Done well, 1-on-1 meetings can have a major impact on your work product, career trajectory and overall happiness at work.
Yet too often, 1-on-1 conversations are rushed, overly focused on deliverables-du-jour, or at worst, get postponed until there is “more space in the calendar.”
Whether you’re the boss or the employee, dedicating your focused attention to these conversations is crucial. Here are four tips to help:
Don’t put them off
We’re all busy, and the odds of your calendar magically one day freeing itself is quite low.
Because 1-on-1s aren’t typically viewed as urgent, they’re easy to kick down the road. Resist this trap. Continually delaying these longer-term, developmentally focused conversations can be costly in the long run.
After a few rounds of “next week, I promise,” strategic thinking, engagement and morale start to fade. Punting a 1-on-1 is exponentially worse when you’re the boss. If you’re a leader, you’re (hopefully) having 1-on-1 conversations with each one of your direct reports. Yet each person on your team is only having one 1-on-1. You need to give them your undivided attention.
When meetings are back-to-back, it’s easy to come “Dukes of Hazard” style skidding on one wheel into this important conversation.
Most 1-on-1 conversations involve some level of tactical update: Where are your projects? What roadblocks are you experiencing?
The more prepared you are to discuss the status of your work, the faster that part of the conversation will move and the more time you will have for longer-term discussions, like your career growth.
Take a few minutes before the conversation to think about what you’d like to accomplish in terms of delivering updates, mitigating challenges, and discussing longer-term topics.
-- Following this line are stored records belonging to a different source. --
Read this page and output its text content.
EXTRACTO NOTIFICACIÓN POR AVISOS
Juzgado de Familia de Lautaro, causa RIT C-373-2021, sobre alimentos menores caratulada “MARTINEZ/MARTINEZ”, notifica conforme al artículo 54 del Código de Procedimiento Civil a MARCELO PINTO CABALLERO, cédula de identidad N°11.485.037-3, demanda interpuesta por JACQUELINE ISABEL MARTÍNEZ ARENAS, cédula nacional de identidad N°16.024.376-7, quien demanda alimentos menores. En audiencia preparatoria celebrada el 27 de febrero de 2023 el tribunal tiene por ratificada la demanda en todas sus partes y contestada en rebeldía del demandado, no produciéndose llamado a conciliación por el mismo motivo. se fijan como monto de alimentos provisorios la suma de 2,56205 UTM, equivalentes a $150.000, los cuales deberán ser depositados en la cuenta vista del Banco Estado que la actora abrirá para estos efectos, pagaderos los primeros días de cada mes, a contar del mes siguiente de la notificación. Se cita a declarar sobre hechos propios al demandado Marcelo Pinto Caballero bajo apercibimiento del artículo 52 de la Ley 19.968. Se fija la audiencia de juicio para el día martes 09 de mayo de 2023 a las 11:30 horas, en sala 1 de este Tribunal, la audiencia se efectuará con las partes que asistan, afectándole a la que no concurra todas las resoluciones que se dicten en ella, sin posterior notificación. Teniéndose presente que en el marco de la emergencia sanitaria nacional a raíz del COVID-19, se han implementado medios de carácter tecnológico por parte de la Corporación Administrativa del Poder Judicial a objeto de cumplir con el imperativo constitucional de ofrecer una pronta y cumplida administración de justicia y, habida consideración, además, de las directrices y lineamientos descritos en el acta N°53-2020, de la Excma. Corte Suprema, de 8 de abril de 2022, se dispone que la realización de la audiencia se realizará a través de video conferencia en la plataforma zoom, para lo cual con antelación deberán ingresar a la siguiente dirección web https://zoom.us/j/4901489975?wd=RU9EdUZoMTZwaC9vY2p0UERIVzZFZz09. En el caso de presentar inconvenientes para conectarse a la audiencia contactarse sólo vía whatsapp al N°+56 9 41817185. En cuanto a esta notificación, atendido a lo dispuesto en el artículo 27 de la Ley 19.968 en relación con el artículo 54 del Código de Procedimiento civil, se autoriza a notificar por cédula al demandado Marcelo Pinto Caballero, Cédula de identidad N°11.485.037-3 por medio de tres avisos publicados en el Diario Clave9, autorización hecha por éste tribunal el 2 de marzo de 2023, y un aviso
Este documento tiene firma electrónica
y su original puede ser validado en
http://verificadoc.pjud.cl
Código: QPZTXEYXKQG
This makes coming prepared much more feasible. When you can confidently (as an employee or boss) start the conversation with, “Last week we talked about XYZ and the update on that is ____,” the pace of the meeting is more efficient.
Taking notes also enables you to look for themes. In conversation, themes are easy to miss.
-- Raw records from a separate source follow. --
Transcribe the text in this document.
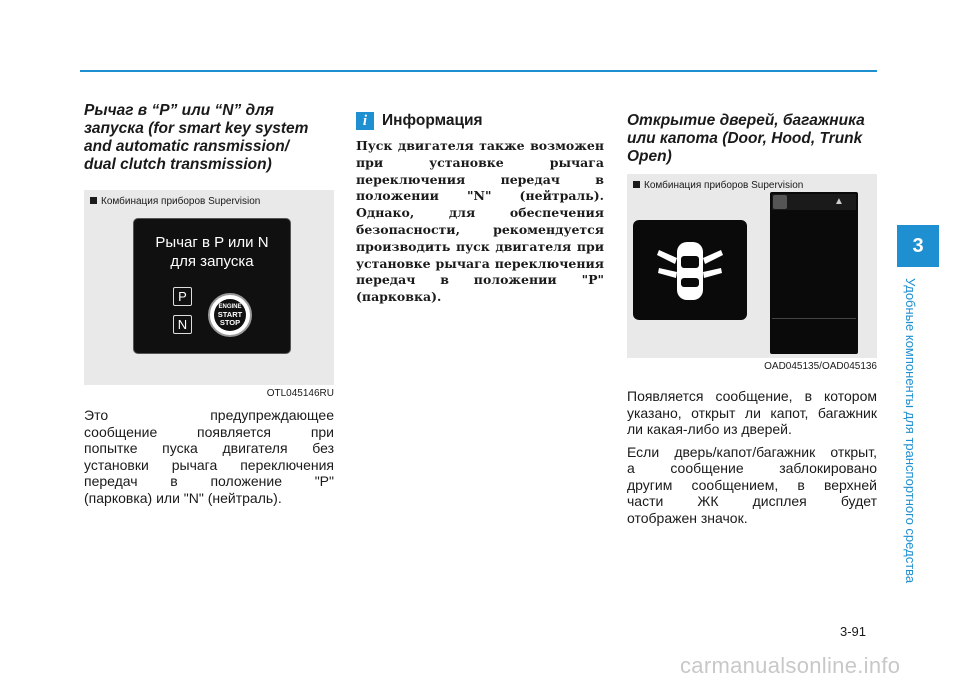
Рычаг в “P” или “N” для
запуска (for smart key system
and automatic ransmission/
dual clutch transmission)
Комбинация приборов Supervision
Рычаг в P или N
для запуска
P
N
ENGINE
START
STOP
OTL045146RU
Это предупреждающее
сообщение появляется при
попытке пуска двигателя без
установки рычага переключения
передач в положение "P"
(парковка) или "N" (нейтраль).
i Информация
Пуск двигателя также возможен
при установке рычага
переключения передач в
положении "N" (нейтраль).
Однако, для обеспечения
безопасности, рекомендуется
производить пуск двигателя при
установке рычага переключения
передач в положении "P"
(парковка).
Открытие дверей, багажника
или капота (Door, Hood, Trunk
Open)
Комбинация приборов Supervision
▲
OAD045135/OAD045136
Появляется сообщение, в котором
указано, открыт ли капот, багажник
ли какая-либо из дверей.
Если дверь/капот/багажник открыт,
а сообщение заблокировано
другим сообщением, в верхней
части ЖК дисплея будет
отображен значок.
3
Удобные компоненты для транспортного средства
3-91
carmanualsonline.info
For example, you might only spend one minute of the hour discussing a particular roadblock. In writing, they become more obvious. You’re more likely to notice the things that make the list every week.
Our ego gets in the way of asking questions. On the boss’ side, you don’t want to come across like you’re interrogating your employee. On the employee side, you don’t want to come across like you don’t have all the answers. Both assumptions are costly.
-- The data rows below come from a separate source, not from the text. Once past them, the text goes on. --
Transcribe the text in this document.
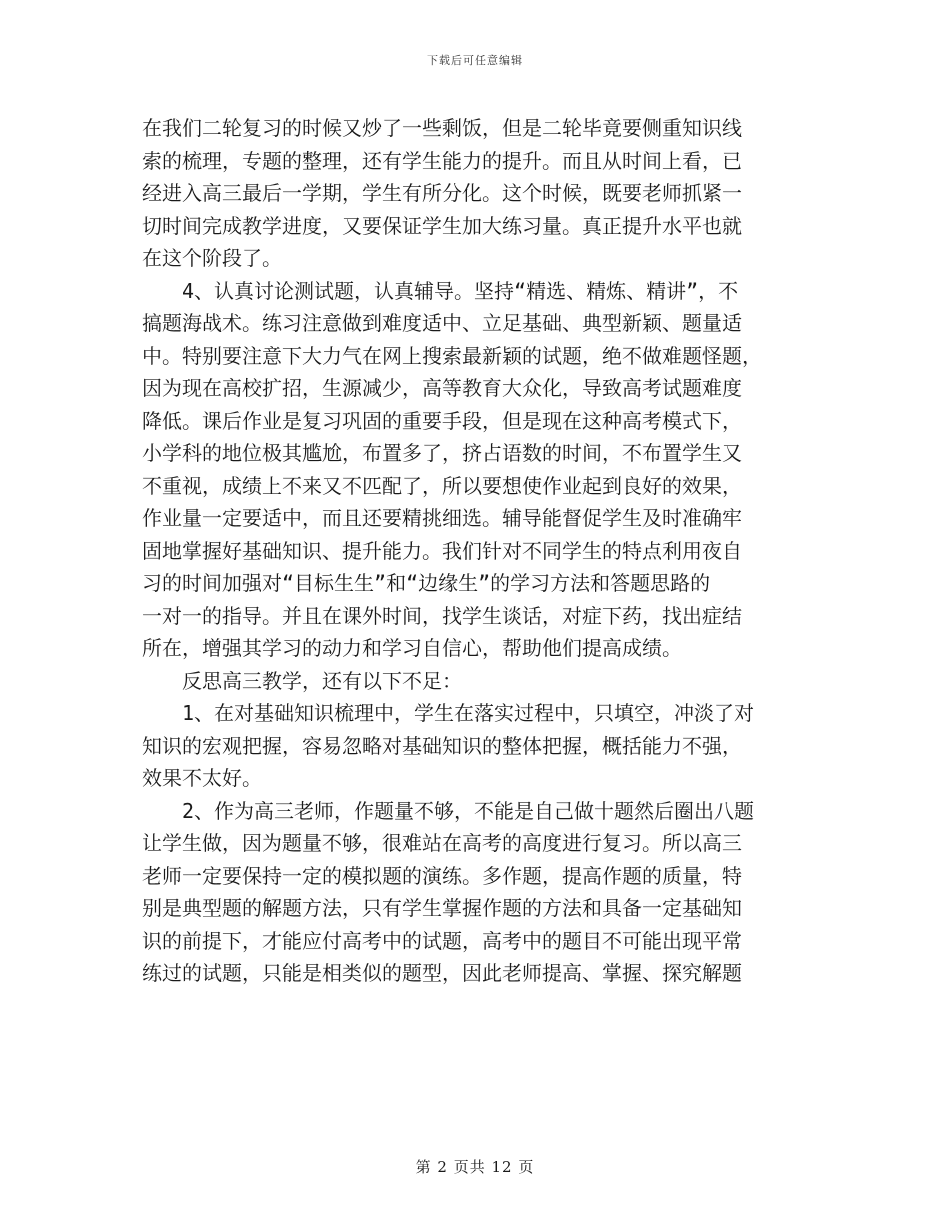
下载后可任意编辑
在我们二轮复习的时候又炒了一些剩饭，但是二轮毕竟要侧重知识线
索的梳理，专题的整理，还有学生能力的提升。而且从时间上看，已
经进入高三最后一学期，学生有所分化。这个时候，既要老师抓紧一
切时间完成教学进度，又要保证学生加大练习量。真正提升水平也就
在这个阶段了。
　　4、认真讨论测试题，认真辅导。坚持“精选、精炼、精讲”，不
搞题海战术。练习注意做到难度适中、立足基础、典型新颖、题量适
中。特别要注意下大力气在网上搜索最新颖的试题，绝不做难题怪题，
因为现在高校扩招，生源减少，高等教育大众化，导致高考试题难度
降低。课后作业是复习巩固的重要手段，但是现在这种高考模式下，
小学科的地位极其尴尬，布置多了，挤占语数的时间，不布置学生又
不重视，成绩上不来又不匹配了，所以要想使作业起到良好的效果，
作业量一定要适中，而且还要精挑细选。辅导能督促学生及时准确牢
固地掌握好基础知识、提升能力。我们针对不同学生的特点利用夜自
习的时间加强对“目标生生”和“边缘生”的学习方法和答题思路的
一对一的指导。并且在课外时间，找学生谈话，对症下药，找出症结
所在，增强其学习的动力和学习自信心，帮助他们提高成绩。
　　反思高三教学，还有以下不足：
　　1、在对基础知识梳理中，学生在落实过程中，只填空，冲淡了对
知识的宏观把握，容易忽略对基础知识的整体把握，概括能力不强，
效果不太好。
　　2、作为高三老师，作题量不够，不能是自己做十题然后圈出八题
让学生做，因为题量不够，很难站在高考的高度进行复习。所以高三
老师一定要保持一定的模拟题的演练。多作题，提高作题的质量，特
别是典型题的解题方法，只有学生掌握作题的方法和具备一定基础知
识的前提下，才能应付高考中的试题，高考中的题目不可能出现平常
练过的试题，只能是相类似的题型，因此老师提高、掌握、探究解题
第 2 页共 12 页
Questions are the jump-start of robust discussion — otherwise, your 1-on-1 is just a report-out. If you’re the employee, ask questions about your boss’ biggest priorities, what feedback they have on your work and how they see you growing in the future. If you’re the leader, ask questions about what challenges your employee is facing, what support they need from you, and how they’d like to grow in the organization.
I often think about 1-on-1’s like exercising. Will missing a workout kill you? No. Will continuing to deprioritize your health in favor of more “urgent” tasks cost you in the long run? Absolutely.
Without these grounding conversations, both sides of the relationship can become untethered, descending into an overloaded inbox of status updates. Taking the time to ground the work and the relationship always pays off.